L'accusée a pénétré dans la salle en fauteuil roulant. Elle se couvrait la tête avec une large écharpe de soie et des lunettes de soleil sombres. Elle a été jugée par un tribunal pour mineurs en raison de son âge lorsque les crimes présumés ont été commis. En effet, lorsqu’elle a commencé à travailler pour le commandant Paul Werner Hoppe, elle n’avait que 18 ans. Durant le procès, elle n’a fait qu’une intervention pour confirmer son identité et sa situation maritale. Elle ne s’est pas montrée coopérative face aux questions du juge.

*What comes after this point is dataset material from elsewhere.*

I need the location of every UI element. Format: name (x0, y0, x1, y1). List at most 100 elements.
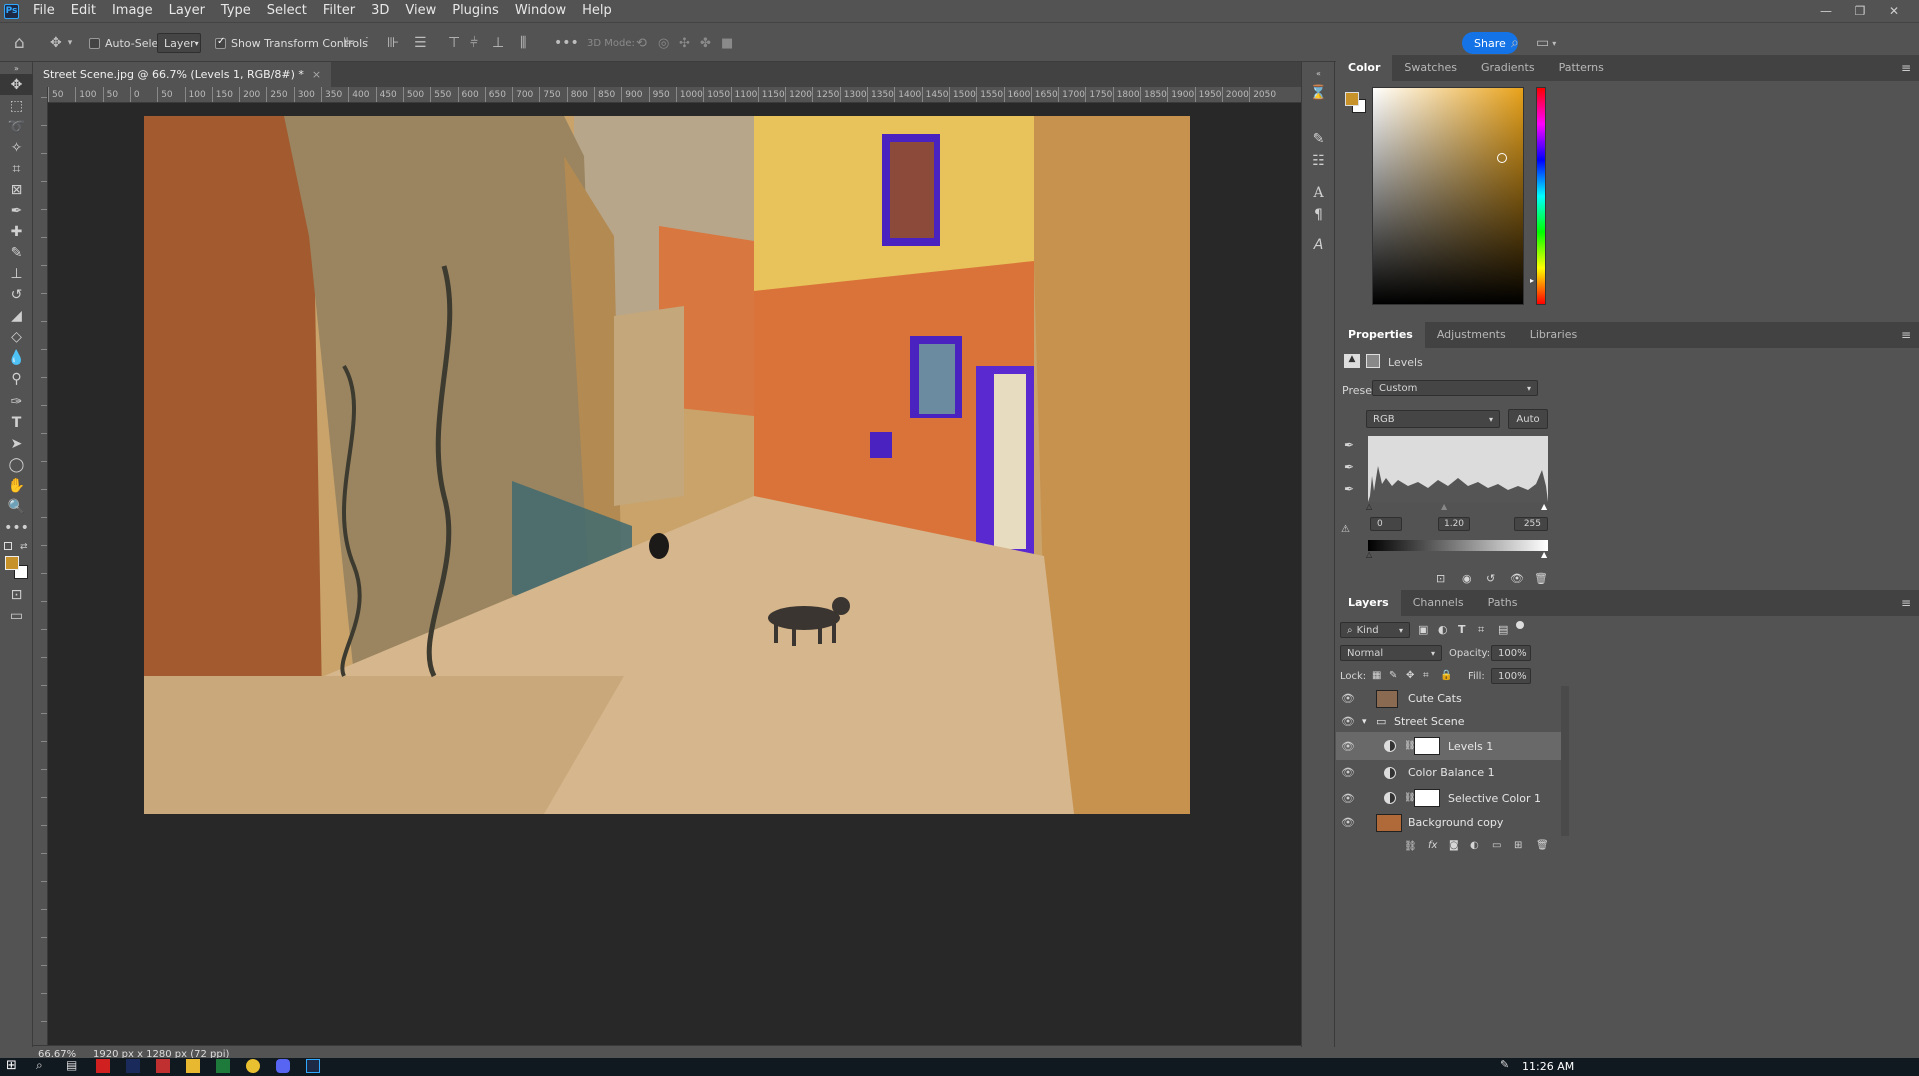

Le récit d’une page sombre de l’histoire

Née en 1925 sous le nom de Dirksen, Irmgard a joué son rôle dans la folie meurtrière des nazis. En effet, son poste de secrétaire en chef aurait inclus des tâches sanguinaires. Sa position administrative clé et la configuration compacte du camp lui donnaient accès à toutes les informations même les plus secrètes. Selon le chef d’accusation, elle semble avoir « contribué à l'ensemble de l'opération de mise à mort » dans le camp. Ses missions englobaient l’établissement des listes de transport de détenus envoyés à Auschwitz pour y être assassinés. Elle dictait également les ordres du commandant Hoppe et gérait toutes ses correspondances.

Le camp de Stutthof est témoin des horreurs commises par les généraux d’Hitler. L’une des pratiques particulièrement horrifiantes était de faire croire aux détenus qu’on allait prendre leur poids et leur taille. En réalité, les SS (escadron de protection) se déguisaient en médecins pour les abattre lâchement. Les corps étaient par la suite brûlés. On forçait également les victimes à pénétrer dans des chambres remplies de gaz toxique Zyklon B. Les cris de douleur des personnes piégées hantent encore les récits des rescapés. Il était donc inévitable que Furchner réalisait ce qui se déroulait sur son lieu de travail.

Son avocat a pourtant déclaré que sa cliente a pris ses distances par rapport aux partisans du fascisme. Il faut dire que cette dernière est considérée comme une héroïne par les partisans d'extrême droite, ceux qui nient l’Holocauste. Elle refuse toutefois de porter le chapeau pour les crimes des hauts fonctionnaires. Mais ceux-ci ne sont plus en vie pour en assumer leur responsabilité.

Un besoin de résilience

L’avocat de l’opposition, Christoph Rückel a représenté cinq co-plaignants des États-Unis, de France et d'Autriche. Il a déclaré avec émotion que l'un d'eux venait de décéder récemment. Le dernier aveu de cet ancien détenu est qu'il ne parvenait toujours pas à « atteindre la ligne finale ». L'avocat a exhorté le tribunal de reconsidérer le rejet de sa demande d'organiser une visite du site commémoratif de Stutthof. Il considère qu’une inspection visuelle du site de tous ces crimes est essentielle. Ce serait le moyen d'apporter des traces et des preuves visuelles permettant de mieux comprendre la routine de Furchner à l’époque.

Furchner est la première femme à être jugée pour des crimes liés aux agissements nazis depuis des décennies. Il faut aussi savoir que le procès est filmé. Ce sera plus tard, un document historique précieux. Par ailleurs, un autre procès d'un ancien gardien de camp de concentration centenaire se déroule actuellement dans le Brandebourg. Au-delà d'une affaire judiciaire, c'est un puissant message qui reflète une réelle volonté de triompher des épisodes traumatiques du passé.